Weaker-than-expected revenue combined with faster-than-planned spending growth have resulted in the state government’s projected budget surplus being revised down to $209 million.
Announcing the mid-year review, treasurer Christian Porter said the state was on track for “sound financial outcomes” despite serious global instability and impending financial threats from the federal government.
Western Australia is set to record the highest budget surplus of any State in the nation and has a strong and stable economic outlook, Mr Porter said.
The Treasurer said the projected 2011-12 surplus was lower than forecast at Budget time (May 2011), mainly due to weaker projections for royalty revenue and transfer duty, which are now estimated to be down a combined $318 million this financial year.
CCI chief economist John Nicolaou said “the government needs to control unsustainable growth in spending as economic conditions soften”.
“Businesses are tightening their belts; the Government also needs to do the same.
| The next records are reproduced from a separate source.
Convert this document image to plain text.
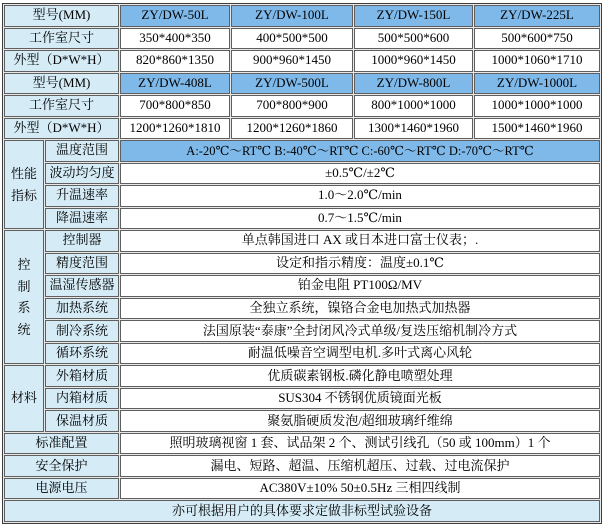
型号(MM)		ZY/DW-50L	ZY/DW-100L	ZY/DW-150L	ZY/DW-225L
工作室尺寸		350*400*350	400*500*500	500*500*600	500*600*750
外型（D*W*H）		820*860*1350	900*960*1450	1000*960*1450	1000*1060*1710
型号(MM)		ZY/DW-408L	ZY/DW-500L	ZY/DW-800L	ZY/DW-1000L
工作室尺寸		700*800*850	700*800*900	800*1000*1000	1000*1000*1000
外型（D*W*H）		1200*1260*1810	1200*1260*1860	1300*1460*1960	1500*1460*1960
性能指标	温度范围	A:-20℃～RT℃ B:-40℃～RT℃ C:-60℃～RT℃ D:-70℃～RT℃			
	波动均匀度	±0.5℃/±2℃			
	升温速率	1.0～2.0℃/min			
	降温速率	0.7～1.5℃/min			
控制系统	控制器	单点韩国进口 AX 或日本进口富士仪表；.			
	精度范围	设定和指示精度：温度±0.1℃			
	温湿传感器	铂金电阻 PT100Ω/MV			
	加热系统	全独立系统，镍铬合金电加热式加热器			
	制冷系统	法国原装“泰康”全封闭风冷式单级/复迭压缩机制冷方式			
	循环系统	耐温低噪音空调型电机.多叶式离心风轮			
材料	外箱材质	优质碳素钢板.磷化静电喷塑处理			
	内箱材质	SUS304 不锈钢优质镜面光板			
	保温材质	聚氨脂硬质发泡/超细玻璃纤维绵			
标准配置		照明玻璃视窗 1 套、试品架 2 个、测试引线孔（50 或 100mm）1 个			
安全保护		漏电、短路、超温、压缩机超压、过载、过电流保护			
电源电压		AC380V±10% 50±0.5Hz 三相四线制			
亦可根据用户的具体要求定做非标型试验设备					
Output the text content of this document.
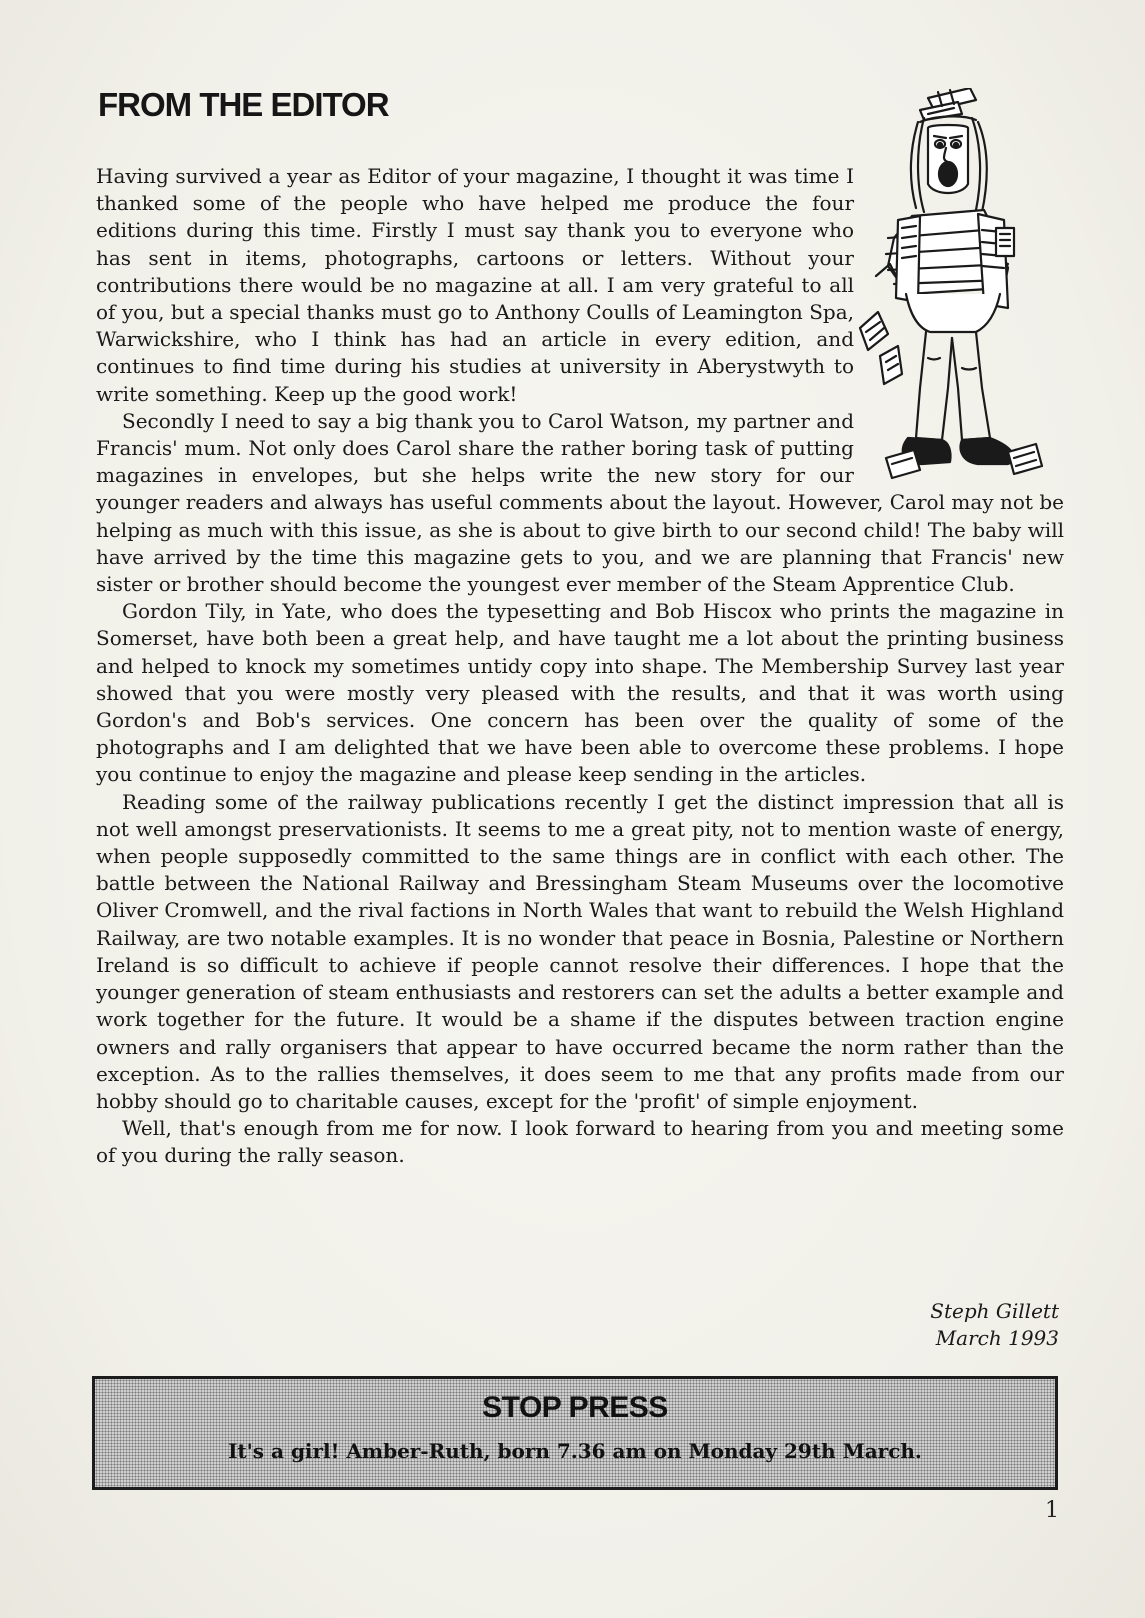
FROM THE EDITOR

Having survived a year as Editor of your magazine, I thought it was time I thanked some of the people who have helped me produce the four editions during this time. Firstly I must say thank you to everyone who has sent in items, photographs, cartoons or letters. Without your contributions there would be no magazine at all. I am very grateful to all of you, but a special thanks must go to Anthony Coulls of Leamington Spa, Warwickshire, who I think has had an article in every edition, and continues to find time during his studies at university in Aberystwyth to write something. Keep up the good work!

Secondly I need to say a big thank you to Carol Watson, my partner and Francis' mum. Not only does Carol share the rather boring task of putting magazines in envelopes, but she helps write the new story for our younger readers and always has useful comments about the layout. However, Carol may not be helping as much with this issue, as she is about to give birth to our second child! The baby will have arrived by the time this magazine gets to you, and we are planning that Francis' new sister or brother should become the youngest ever member of the Steam Apprentice Club.

Gordon Tily, in Yate, who does the typesetting and Bob Hiscox who prints the magazine in Somerset, have both been a great help, and have taught me a lot about the printing business and helped to knock my sometimes untidy copy into shape. The Membership Survey last year showed that you were mostly very pleased with the results, and that it was worth using Gordon's and Bob's services. One concern has been over the quality of some of the photographs and I am delighted that we have been able to overcome these problems. I hope you continue to enjoy the magazine and please keep sending in the articles.

Reading some of the railway publications recently I get the distinct impression that all is not well amongst preservationists. It seems to me a great pity, not to mention waste of energy, when people supposedly committed to the same things are in conflict with each other. The battle between the National Railway and Bressingham Steam Museums over the locomotive Oliver Cromwell, and the rival factions in North Wales that want to rebuild the Welsh Highland Railway, are two notable examples. It is no wonder that peace in Bosnia, Palestine or Northern Ireland is so difficult to achieve if people cannot resolve their differences. I hope that the younger generation of steam enthusiasts and restorers can set the adults a better example and work together for the future. It would be a shame if the disputes between traction engine owners and rally organisers that appear to have occurred became the norm rather than the exception. As to the rallies themselves, it does seem to me that any profits made from our hobby should go to charitable causes, except for the 'profit' of simple enjoyment.

Well, that's enough from me for now. I look forward to hearing from you and meeting some of you during the rally season.

Steph Gillett
March 1993
STOP PRESS
It's a girl! Amber-Ruth, born 7.36 am on Monday 29th March.
1
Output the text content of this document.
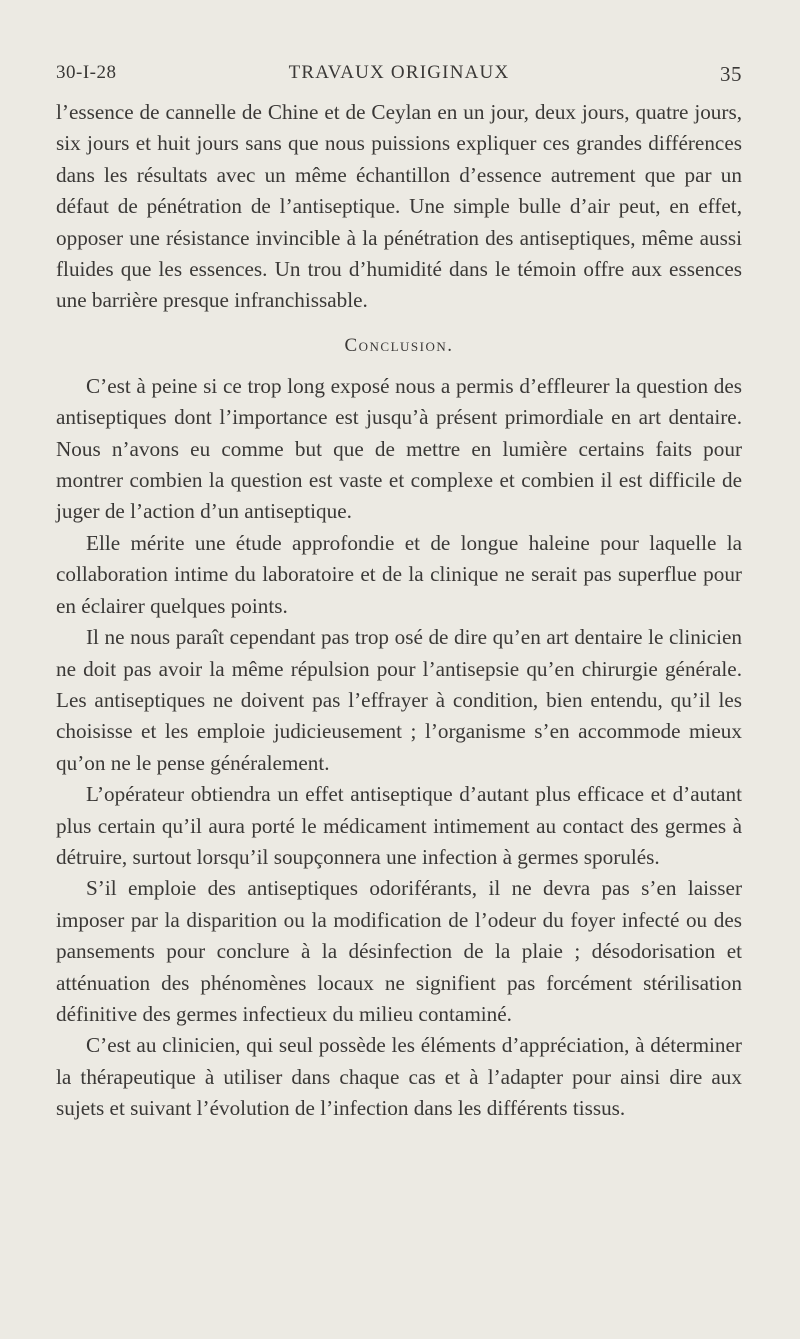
30-I-28	TRAVAUX ORIGINAUX	35

l’essence de cannelle de Chine et de Ceylan en un jour, deux jours, quatre jours, six jours et huit jours sans que nous puissions expliquer ces grandes différences dans les résultats avec un même échantillon d’essence autrement que par un défaut de pénétration de l’antiseptique. Une simple bulle d’air peut, en effet, opposer une résistance invincible à la pénétration des antiseptiques, même aussi fluides que les essences. Un trou d’humidité dans le témoin offre aux essences une barrière presque infranchissable.

Conclusion.

C’est à peine si ce trop long exposé nous a permis d’effleurer la question des antiseptiques dont l’importance est jusqu’à présent primordiale en art dentaire. Nous n’avons eu comme but que de mettre en lumière certains faits pour montrer combien la question est vaste et complexe et combien il est difficile de juger de l’action d’un antiseptique.

Elle mérite une étude approfondie et de longue haleine pour laquelle la collaboration intime du laboratoire et de la clinique ne serait pas superflue pour en éclairer quelques points.

Il ne nous paraît cependant pas trop osé de dire qu’en art dentaire le clinicien ne doit pas avoir la même répulsion pour l’antisepsie qu’en chirurgie générale. Les antiseptiques ne doivent pas l’effrayer à condition, bien entendu, qu’il les choisisse et les emploie judicieusement ; l’organisme s’en accommode mieux qu’on ne le pense généralement.

L’opérateur obtiendra un effet antiseptique d’autant plus efficace et d’autant plus certain qu’il aura porté le médicament intimement au contact des germes à détruire, surtout lorsqu’il soupçonnera une infection à germes sporulés.

S’il emploie des antiseptiques odoriférants, il ne devra pas s’en laisser imposer par la disparition ou la modification de l’odeur du foyer infecté ou des pansements pour conclure à la désinfection de la plaie ; désodorisation et atténuation des phénomènes locaux ne signifient pas forcément stérilisation définitive des germes infectieux du milieu contaminé.

C’est au clinicien, qui seul possède les éléments d’appréciation, à déterminer la thérapeutique à utiliser dans chaque cas et à l’adapter pour ainsi dire aux sujets et suivant l’évolution de l’infection dans les différents tissus.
“Spending growth continues to be too high - 11.6 per cent in 2011-12, up from 7.9 per cent during the budget.
“Instead, the state government is again relying on business to prop up the State’s budget position.
“The figures show payroll tax receipts are expected to be $105 million higher than the budget estimate for 2011-12 - half of the entire predicted surplus of $209 million.
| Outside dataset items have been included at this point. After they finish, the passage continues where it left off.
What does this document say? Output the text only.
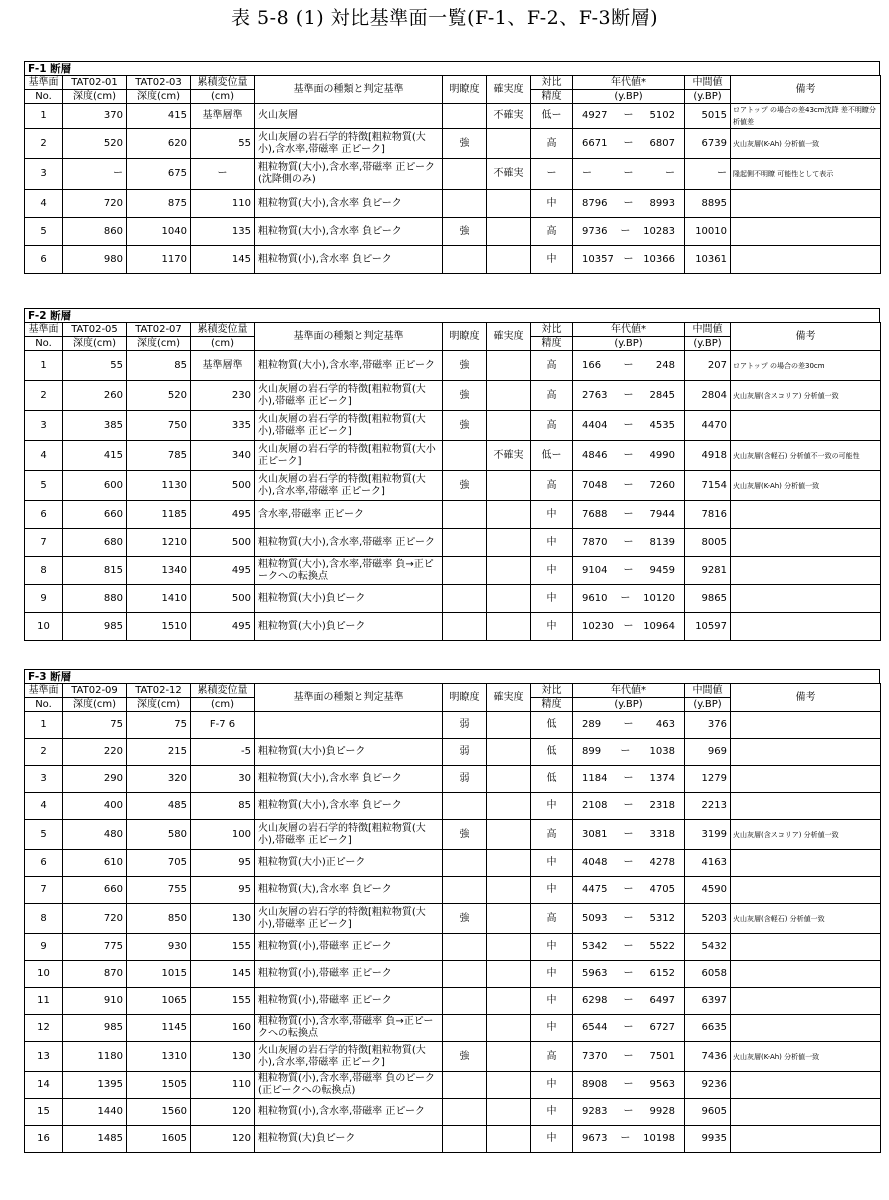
表 5-8 (1) 対比基準面一覧(F-1、F-2、F-3断層)
F-1 断層
基準面	TAT02-01	TAT02-03	累積変位量	基準面の種類と判定基準	明瞭度	確実度	対比	年代値*	中間値	備考
No.	深度(cm)	深度(cm)	(cm)				精度	(y.BP)	(y.BP)	
1	370	415	基準層準	火山灰層		不確実	低ー	4927 ー 5102	5015	ロアトップ の場合の差43cm沈降 差不明瞭分析値差
2	520	620	55	火山灰層の岩石学的特徴[粗粒物質(大小),含水率,帯磁率 正ピーク]	強		高	6671 ー 6807	6739	火山灰層(K-Ah) 分析値一致
3	ー	675	ー	粗粒物質(大小),含水率,帯磁率 正ピーク(沈降側のみ)		不確実	ー	ー ー ー	ー	隆起側不明瞭 可能性として表示
4	720	875	110	粗粒物質(大小),含水率 負ピーク			中	8796 ー 8993	8895	
5	860	1040	135	粗粒物質(大小),含水率 負ピーク	強		高	9736 ー 10283	10010	
6	980	1170	145	粗粒物質(小),含水率 負ピーク			中	10357 ー 10366	10361	
F-2 断層
基準面	TAT02-05	TAT02-07	累積変位量	基準面の種類と判定基準	明瞭度	確実度	対比	年代値*	中間値	備考
No.	深度(cm)	深度(cm)	(cm)				精度	(y.BP)	(y.BP)	
1	55	85	基準層準	粗粒物質(大小),含水率,帯磁率 正ピーク	強		高	166 ー 248	207	ロアトップ の場合の差30cm
2	260	520	230	火山灰層の岩石学的特徴[粗粒物質(大小),帯磁率 正ピーク]	強		高	2763 ー 2845	2804	火山灰層(含スコリア) 分析値一致
3	385	750	335	火山灰層の岩石学的特徴[粗粒物質(大小),帯磁率 正ピーク]	強		高	4404 ー 4535	4470	
4	415	785	340	火山灰層の岩石学的特徴[粗粒物質(大小 正ピーク]		不確実	低ー	4846 ー 4990	4918	火山灰層(含軽石) 分析値不一致の可能性
5	600	1130	500	火山灰層の岩石学的特徴[粗粒物質(大小),含水率,帯磁率 正ピーク]	強		高	7048 ー 7260	7154	火山灰層(K-Ah) 分析値一致
6	660	1185	495	含水率,帯磁率 正ピーク			中	7688 ー 7944	7816	
7	680	1210	500	粗粒物質(大小),含水率,帯磁率 正ピーク			中	7870 ー 8139	8005	
8	815	1340	495	粗粒物質(大小),含水率,帯磁率 負→正ピークへの転換点			中	9104 ー 9459	9281	
9	880	1410	500	粗粒物質(大小)負ピーク			中	9610 ー 10120	9865	
10	985	1510	495	粗粒物質(大小)負ピーク			中	10230 ー 10964	10597	
F-3 断層
基準面	TAT02-09	TAT02-12	累積変位量	基準面の種類と判定基準	明瞭度	確実度	対比	年代値*	中間値	備考
No.	深度(cm)	深度(cm)	(cm)				精度	(y.BP)	(y.BP)	
1	75	75	F-7 6		弱		低	289 ー 463	376	
2	220	215	-5	粗粒物質(大小)負ピーク	弱		低	899 ー 1038	969	
3	290	320	30	粗粒物質(大小),含水率 負ピーク	弱		低	1184 ー 1374	1279	
4	400	485	85	粗粒物質(大小),含水率 負ピーク			中	2108 ー 2318	2213	
5	480	580	100	火山灰層の岩石学的特徴[粗粒物質(大小),帯磁率 正ピーク]	強		高	3081 ー 3318	3199	火山灰層(含スコリア) 分析値一致
6	610	705	95	粗粒物質(大小)正ピーク			中	4048 ー 4278	4163	
7	660	755	95	粗粒物質(大),含水率 負ピーク			中	4475 ー 4705	4590	
8	720	850	130	火山灰層の岩石学的特徴[粗粒物質(大小),帯磁率 正ピーク]	強		高	5093 ー 5312	5203	火山灰層(含軽石) 分析値一致
9	775	930	155	粗粒物質(小),帯磁率 正ピーク			中	5342 ー 5522	5432	
10	870	1015	145	粗粒物質(小),帯磁率 正ピーク			中	5963 ー 6152	6058	
11	910	1065	155	粗粒物質(小),帯磁率 正ピーク			中	6298 ー 6497	6397	
12	985	1145	160	粗粒物質(小),含水率,帯磁率 負→正ピークへの転換点			中	6544 ー 6727	6635	
13	1180	1310	130	火山灰層の岩石学的特徴[粗粒物質(大小),含水率,帯磁率 正ピーク]	強		高	7370 ー 7501	7436	火山灰層(K-Ah) 分析値一致
14	1395	1505	110	粗粒物質(小),含水率,帯磁率 負のピーク(正ピークへの転換点)			中	8908 ー 9563	9236	
15	1440	1560	120	粗粒物質(小),含水率,帯磁率 正ピーク			中	9283 ー 9928	9605	
16	1485	1605	120	粗粒物質(大)負ピーク			中	9673 ー 10198	9935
“The government should be looking to help businesses through these difficult times by easing high business costs.
“The upcoming budget is the chance to reign in the Government’s expenditure and deliver on their promise to ease the tax burden on the business community.”
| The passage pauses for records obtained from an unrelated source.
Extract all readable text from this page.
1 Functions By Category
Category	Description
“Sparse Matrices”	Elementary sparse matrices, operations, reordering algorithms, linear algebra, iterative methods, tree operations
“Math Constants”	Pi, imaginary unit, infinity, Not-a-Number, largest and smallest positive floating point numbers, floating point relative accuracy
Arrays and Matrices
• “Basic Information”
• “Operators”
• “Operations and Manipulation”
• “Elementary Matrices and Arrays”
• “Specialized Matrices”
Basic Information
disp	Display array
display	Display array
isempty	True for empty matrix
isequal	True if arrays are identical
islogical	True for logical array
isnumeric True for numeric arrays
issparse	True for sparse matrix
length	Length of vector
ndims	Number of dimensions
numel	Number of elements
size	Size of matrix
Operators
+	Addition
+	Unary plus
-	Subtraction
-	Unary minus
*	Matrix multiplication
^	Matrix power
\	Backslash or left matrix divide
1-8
Shadow Treasurer Michelle Roberts said massive increases to state debt and spending and hidden costs were the main outcomes of the mid-year review.
“Despite revenue growing by 30 per cent since the Liberals took office, expenses have grown by 49 per cent,” Mrs Roberts said.
“Despite inheriting a debt of $3.6 billion, debt today sits at $16 billion and it will be $24 billion by 2015.
Mrs Roberts said the review did not include full funding for the Perth Stadium or the Perth Waterfront developments, two of the biggest projects in the state.
Mr Porter said the key contributing factor to WA’s net debt is the need to borrow to build critical infrastructure.
“The Government continues to fight for a fairer share of GST revenue to help fund the State's substantial infrastructure requirements,” his statement said.
However, WA is still forecast to lose $12 billion in GST revenue over the five years to 2014-15 and this is a significant financial barrier to providing strategic infrastructure to benefit both the WA and national economies.
“Recent moves by the Federal Treasurer to request the GST Review Panel examine options to penalise States that increase royalties presents a further potential threat to WA’s finances.”
Mr Porter said the projected levels of borrowing for infrastructure and net debt remained affordable and consistent with the State’s triple-A credit rating.
The treasurer said the higher rate of spending growth largely reflects the impact of the lower than expected expenses in 2010-11, rather than additional expenditure in 2011-12.
“Of critical importance is that growth in the public sector wages bill has stabilised with the estimate being a 7.2 per cent increase in wages growth in 2011-12 compared to an average of 8.8 per cent under the previous Labor government.”
The mid-year review included updates to the state’s economic outlook.
Gross State Product growth has been revised up to 4.75 per cent, the second highest growth in the nation (up from 4.5 per cent at Budget time), and to 4.25 per cent in both 2012-13 and 2013-14 (up from 4 per cent at Budget time).